Когда Пако и Мэри скрылись в спальне, Элен и Рита снова уговорили мистера Альфонсо сесть за пианино и сыграть пару филиппинских мелодий. Пепе с братом отошли к окну.
– Итак, Тони, что сказала Кикай?
– Она тоже не знает, где эта бедняжка.
– А что ты делал потом?
– Просто сидел у нее, пока она обзванивала знакомых.
– И безрезультатно?
– Никто не видел ее сегодня. Кроме меня и сеньоры де Видаль.
– Где?
– В центре, когда мы ехали к Кикай. Она пронеслась мимо в своем «ягуаре».
– Что ж, по крайней мере мы знаем, что она в городе.
– Потом я поднялся на тот утес, о котором ты мне говорил.
– Я сам думал заглянуть туда, перед тем как идти к Мэри.
– Я ждал ее там, но надеялся, что она не появится.
– Я рад, что она не появилась.
– Мы должны разыскать ее, Пепе.
– Наверное, она весь день кружит на машине по городу. Но должна же она где-то и когда-то остановиться.
К ним подошла Рита:
– О чем это вы шепчетесь?
– О Конни Эскобар, – ответил Пепе.
– Ее еще не нашли?
– Мы с Тони собираемся отправиться на поиски. Хочешь с нами?
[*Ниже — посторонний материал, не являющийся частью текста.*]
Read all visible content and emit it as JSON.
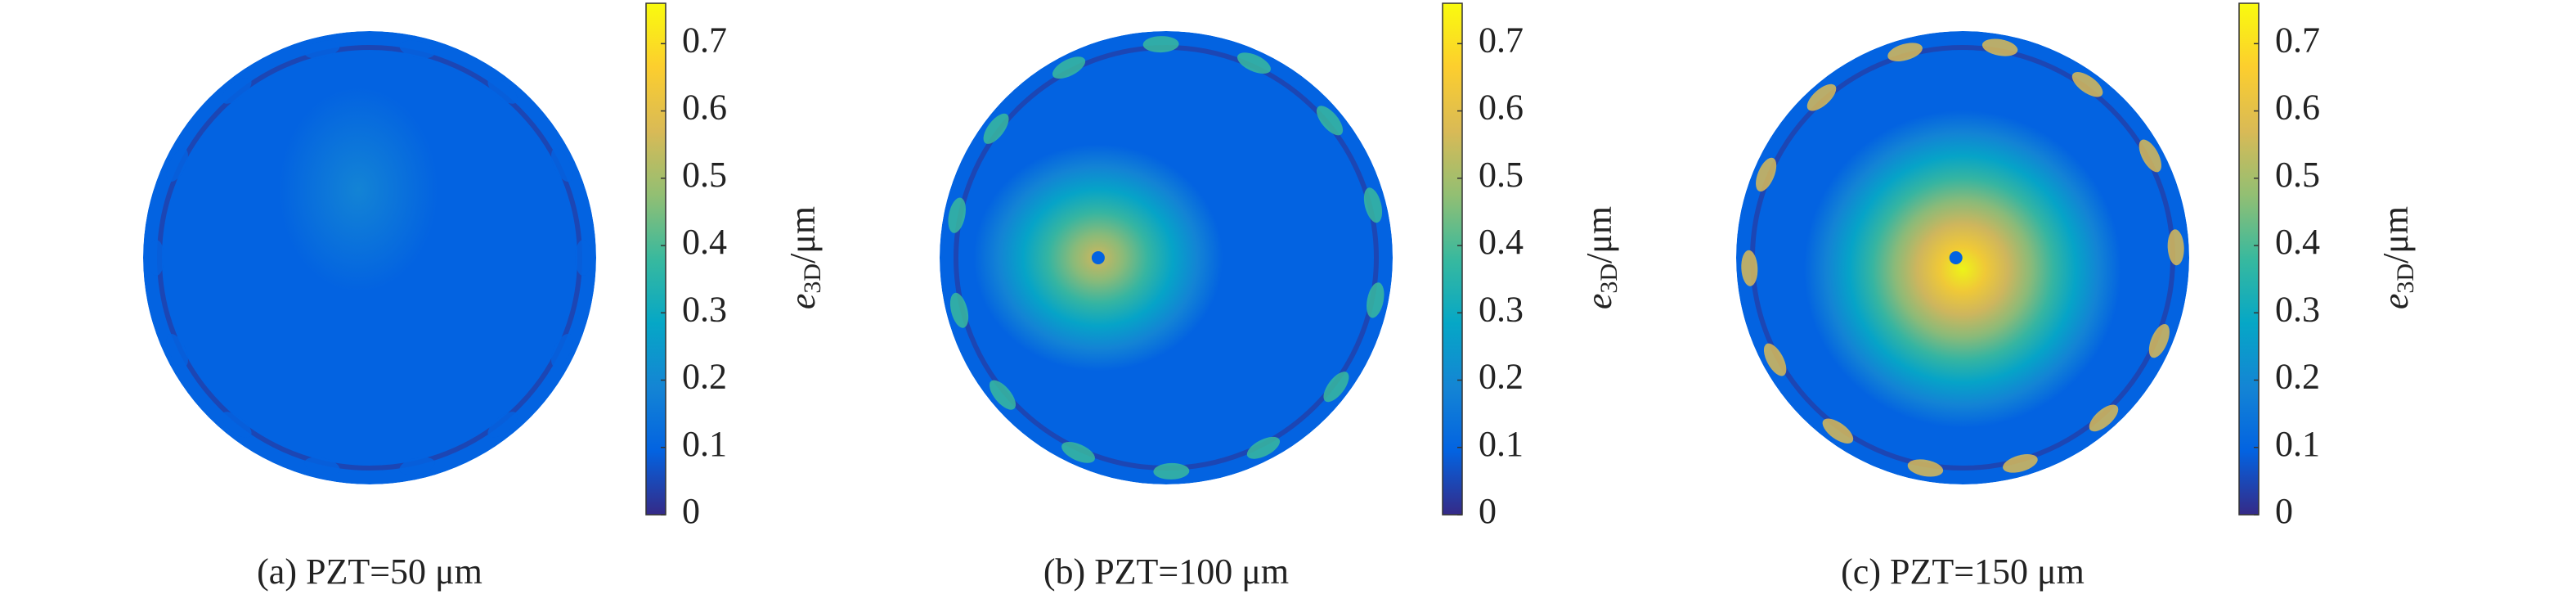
{
  "chart_data": [
    {
      "type": "heatmap",
      "caption": "(a) PZT=50 μm",
      "colorbar_label": {
        "symbol": "e",
        "subscript": "3D",
        "unit": "/μm"
      },
      "clim": [
        0,
        0.76
      ],
      "cticks": [
        0,
        0.1,
        0.2,
        0.3,
        0.4,
        0.5,
        0.6,
        0.7
      ],
      "colormap": [
        "#352a87",
        "#0363e1",
        "#1485d4",
        "#06a7c6",
        "#38b99e",
        "#92bf73",
        "#d9ba56",
        "#fcce2e",
        "#f9fb0e"
      ]
    },
    {
      "type": "heatmap",
      "caption": "(b) PZT=100 μm",
      "colorbar_label": {
        "symbol": "e",
        "subscript": "3D",
        "unit": "/μm"
      },
      "clim": [
        0,
        0.76
      ],
      "cticks": [
        0,
        0.1,
        0.2,
        0.3,
        0.4,
        0.5,
        0.6,
        0.7
      ],
      "colormap": [
        "#352a87",
        "#0363e1",
        "#1485d4",
        "#06a7c6",
        "#38b99e",
        "#92bf73",
        "#d9ba56",
        "#fcce2e",
        "#f9fb0e"
      ]
    },
    {
      "type": "heatmap",
      "caption": "(c) PZT=150 μm",
      "colorbar_label": {
        "symbol": "e",
        "subscript": "3D",
        "unit": "/μm"
      },
      "clim": [
        0,
        0.76
      ],
      "cticks": [
        0,
        0.1,
        0.2,
        0.3,
        0.4,
        0.5,
        0.6,
        0.7
      ],
      "colormap": [
        "#352a87",
        "#0363e1",
        "#1485d4",
        "#06a7c6",
        "#38b99e",
        "#92bf73",
        "#d9ba56",
        "#fcce2e",
        "#f9fb0e"
      ]
    }
  ]
}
– Я не могу. Мы с Элен обещали Мэри помочь все убрать.
– Как насчет нашей встречи сегодня вечером?
– Но ведь Мэри отказалась.
– А ты?
– Я позвоню тебе попозже.
Когда Пако и Мэри вновь появились в комнате, братья Монсоны и мистер Альфонсо помогали друг другу надеть пальто.
– Я выйду с вами, – сказала Мэри. – Мне надо привести детей из парка.
На улице, когда она довольно растерянно стояла между машинами Пепе и мистера Альфонсо, они продолжали хором уговаривать ее поехать вечером в «Товарищ». Она все еще была в своем китайском наряде, с белыми цветами в волосах и, подняв голову к небу, улыбалась солнцу, словно это оно, а не мистер Альфонсо было гостем, с которым она прощалась.
Прежде чем машина мистера Альфонсо тронулась, Пако высунулся из окна:
– Мне бы хотелось, чтобы ты пришла в «Товарищ», Мэри.
– Но я не хочу.
– Потом ты будешь жалеть.
– Да, дорогой, я уверена, что играть ты будешь блестяще.
– Я вернусь рано.
– Если я буду спать, разбуди.
Она помахала рукой Пако и мистеру Альфонсо и повернулась к братьям Монсонам, которые садились в машину Пепе.
– Пока, Мэри, – сказал падре Тони. – Прием удался на славу.
– Не говори вздор. Ты же ничего не ел.
– Напомни Рите, что она должна мне позвонить, – сказал Пепе. – Пока, Мэри.